Generate seq number in transformer only when the key changes

Post questions here relative to DataStage Enterprise/PX Edition for such areas as Parallel job design, Parallel datasets, BuildOps, Wrappers, etc.

Moderators: chulett, rschirm, roy

Post Reply
Nsg
Premium Member
Premium Member
Posts: 37
Joined: Thu Jan 26, 2006 1:21 pm

Generate seq number in transformer only when the key changes

Post by Nsg »

Hello everyone,

Please help me achieve in datastage a looping logic to increment a counter when the values in the loop changes.
This can be very easily done in PL Sql or cobol but I need to do in datastage and donot know if datastage has good looping capabilities.

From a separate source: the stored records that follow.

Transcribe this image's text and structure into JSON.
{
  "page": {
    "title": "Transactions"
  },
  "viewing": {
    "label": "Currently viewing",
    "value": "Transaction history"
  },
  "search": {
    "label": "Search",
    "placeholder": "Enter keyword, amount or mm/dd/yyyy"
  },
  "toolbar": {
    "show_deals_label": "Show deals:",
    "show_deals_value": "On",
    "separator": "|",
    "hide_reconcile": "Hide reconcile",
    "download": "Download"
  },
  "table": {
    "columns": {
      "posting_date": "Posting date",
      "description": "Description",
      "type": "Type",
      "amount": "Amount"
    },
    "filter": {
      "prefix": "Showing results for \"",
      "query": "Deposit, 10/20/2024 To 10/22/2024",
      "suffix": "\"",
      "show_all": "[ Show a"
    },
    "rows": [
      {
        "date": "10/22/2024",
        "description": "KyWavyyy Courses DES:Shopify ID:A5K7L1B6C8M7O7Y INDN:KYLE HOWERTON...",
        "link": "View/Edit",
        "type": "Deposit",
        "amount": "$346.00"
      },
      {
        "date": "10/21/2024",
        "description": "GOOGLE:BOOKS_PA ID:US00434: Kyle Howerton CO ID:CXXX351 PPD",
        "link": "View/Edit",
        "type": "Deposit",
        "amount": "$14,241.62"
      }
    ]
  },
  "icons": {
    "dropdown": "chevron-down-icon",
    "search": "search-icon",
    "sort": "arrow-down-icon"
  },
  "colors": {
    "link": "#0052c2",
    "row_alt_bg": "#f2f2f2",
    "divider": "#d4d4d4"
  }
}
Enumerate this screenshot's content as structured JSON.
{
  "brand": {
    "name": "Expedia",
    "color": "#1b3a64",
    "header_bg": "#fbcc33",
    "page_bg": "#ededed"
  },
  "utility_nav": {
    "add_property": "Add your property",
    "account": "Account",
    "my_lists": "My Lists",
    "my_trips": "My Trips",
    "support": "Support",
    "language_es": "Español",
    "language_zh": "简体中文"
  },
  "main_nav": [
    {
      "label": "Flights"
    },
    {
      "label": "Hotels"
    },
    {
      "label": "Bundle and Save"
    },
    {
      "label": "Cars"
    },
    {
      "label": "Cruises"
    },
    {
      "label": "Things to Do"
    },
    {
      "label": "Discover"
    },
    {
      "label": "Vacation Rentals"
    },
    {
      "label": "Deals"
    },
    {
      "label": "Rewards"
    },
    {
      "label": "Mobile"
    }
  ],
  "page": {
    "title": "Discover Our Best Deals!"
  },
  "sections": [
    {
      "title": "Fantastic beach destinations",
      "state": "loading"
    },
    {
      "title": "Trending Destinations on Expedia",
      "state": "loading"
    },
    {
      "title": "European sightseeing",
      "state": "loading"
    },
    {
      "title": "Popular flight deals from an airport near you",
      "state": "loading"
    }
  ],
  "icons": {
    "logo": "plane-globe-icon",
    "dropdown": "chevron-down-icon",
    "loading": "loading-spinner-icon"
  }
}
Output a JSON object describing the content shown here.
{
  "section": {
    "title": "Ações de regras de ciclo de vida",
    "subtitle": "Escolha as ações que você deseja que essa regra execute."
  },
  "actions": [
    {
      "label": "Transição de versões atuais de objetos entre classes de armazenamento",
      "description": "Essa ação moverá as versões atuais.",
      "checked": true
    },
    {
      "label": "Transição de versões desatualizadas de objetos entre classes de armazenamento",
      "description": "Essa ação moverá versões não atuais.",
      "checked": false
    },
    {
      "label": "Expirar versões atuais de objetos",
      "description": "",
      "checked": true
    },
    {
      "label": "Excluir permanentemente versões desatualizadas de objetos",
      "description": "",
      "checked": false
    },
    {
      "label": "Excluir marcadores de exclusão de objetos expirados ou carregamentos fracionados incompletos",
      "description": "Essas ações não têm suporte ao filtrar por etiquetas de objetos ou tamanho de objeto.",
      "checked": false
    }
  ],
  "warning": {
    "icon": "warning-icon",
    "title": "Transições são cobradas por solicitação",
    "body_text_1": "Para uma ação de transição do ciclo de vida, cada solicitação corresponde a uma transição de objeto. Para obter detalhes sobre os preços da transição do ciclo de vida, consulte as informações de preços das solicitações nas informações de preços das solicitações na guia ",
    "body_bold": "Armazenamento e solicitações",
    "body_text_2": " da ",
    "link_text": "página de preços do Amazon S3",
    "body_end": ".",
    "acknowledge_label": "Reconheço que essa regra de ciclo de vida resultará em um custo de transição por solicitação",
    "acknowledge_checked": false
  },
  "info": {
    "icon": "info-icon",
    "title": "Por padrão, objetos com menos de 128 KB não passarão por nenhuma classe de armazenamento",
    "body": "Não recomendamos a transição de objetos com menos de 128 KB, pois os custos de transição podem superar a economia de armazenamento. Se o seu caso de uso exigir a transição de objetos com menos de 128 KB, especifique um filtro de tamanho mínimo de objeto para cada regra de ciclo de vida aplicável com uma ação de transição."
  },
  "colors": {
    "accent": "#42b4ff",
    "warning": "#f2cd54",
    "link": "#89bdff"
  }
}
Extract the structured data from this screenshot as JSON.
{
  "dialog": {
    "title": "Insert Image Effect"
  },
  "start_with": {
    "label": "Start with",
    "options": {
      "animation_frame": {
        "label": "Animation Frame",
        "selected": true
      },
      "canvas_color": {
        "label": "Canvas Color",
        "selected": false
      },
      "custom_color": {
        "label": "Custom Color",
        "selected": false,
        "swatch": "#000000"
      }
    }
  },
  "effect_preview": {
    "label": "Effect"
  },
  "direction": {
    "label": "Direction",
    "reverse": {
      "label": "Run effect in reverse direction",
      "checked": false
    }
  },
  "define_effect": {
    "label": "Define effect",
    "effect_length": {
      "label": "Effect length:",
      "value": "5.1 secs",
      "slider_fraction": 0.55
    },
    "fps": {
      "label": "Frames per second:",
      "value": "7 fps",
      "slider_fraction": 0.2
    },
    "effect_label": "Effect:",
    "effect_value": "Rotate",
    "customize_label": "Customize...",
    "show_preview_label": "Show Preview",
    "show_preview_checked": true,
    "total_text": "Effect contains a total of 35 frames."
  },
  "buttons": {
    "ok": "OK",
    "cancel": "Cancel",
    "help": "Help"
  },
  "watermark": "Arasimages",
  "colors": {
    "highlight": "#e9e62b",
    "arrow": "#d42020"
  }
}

Here is an exaple of my input -

key1 Key2 Value
001 001 A
001 001 B
001 002 A
001 002 B
001 002 A

expected output -

key1 Key2 Value Generated_Key
001 001 A Key1 (as key1+Key2 has a new value)
001 001 B Key1 (as key1+Key2 doesnot have a new value)
001 002 A Key2 (as key1+Key2 has a new value)
001 002 B Key2 (as key1+Key2 doesnot have a new value)
001 002 A Key2 (as key1+Key2 doesnot have a new value)

Thanks,
nsg

s
prasson_ibm
Premium Member
Premium Member
Posts: 536
Joined: Thu Oct 11, 2007 1:48 am
Location: Bangalore

Post by prasson_ibm »

Hi,
You need to first sort based on key1 and create key change column say "keychane1" then again sort on key2 and create key change column say "changekey2",then apply below logic in transformer stage variable stage:-

Counter= if((keychange1=1 and keychange2=1) or (keychange1=0 and keychange2=1)) then counter+1 else counter
priyadarshikunal
Premium Member
Premium Member
Posts: 1735
Joined: Thu Mar 01, 2007 5:44 am
Location: Troy, MI

Post by priyadarshikunal »

or simply sort on both keys and apply the logic using stage variables. Make sure your data is correctly partitioned and sorted.
Priyadarshi Kunal

Genius may have its limitations, but stupidity is not thus handicapped. :wink:
chulett
Charter Member
Charter Member
Posts: 43085
Joined: Tue Nov 12, 2002 4:34 pm
Location: Denver, CO

Post by chulett »

You should be able to create the key change column over both keys at once since the number should be incremented if either of them change. The counter derivation becomes simpler then:

Code: Select all

Counter: If KeyChange then Counter+1 else Counter
'KeyChange' is the name of the key change column generated by the Sort stage and can be treated as a Boolean. Make sure your initial value of the Counter stage variable is set to zero.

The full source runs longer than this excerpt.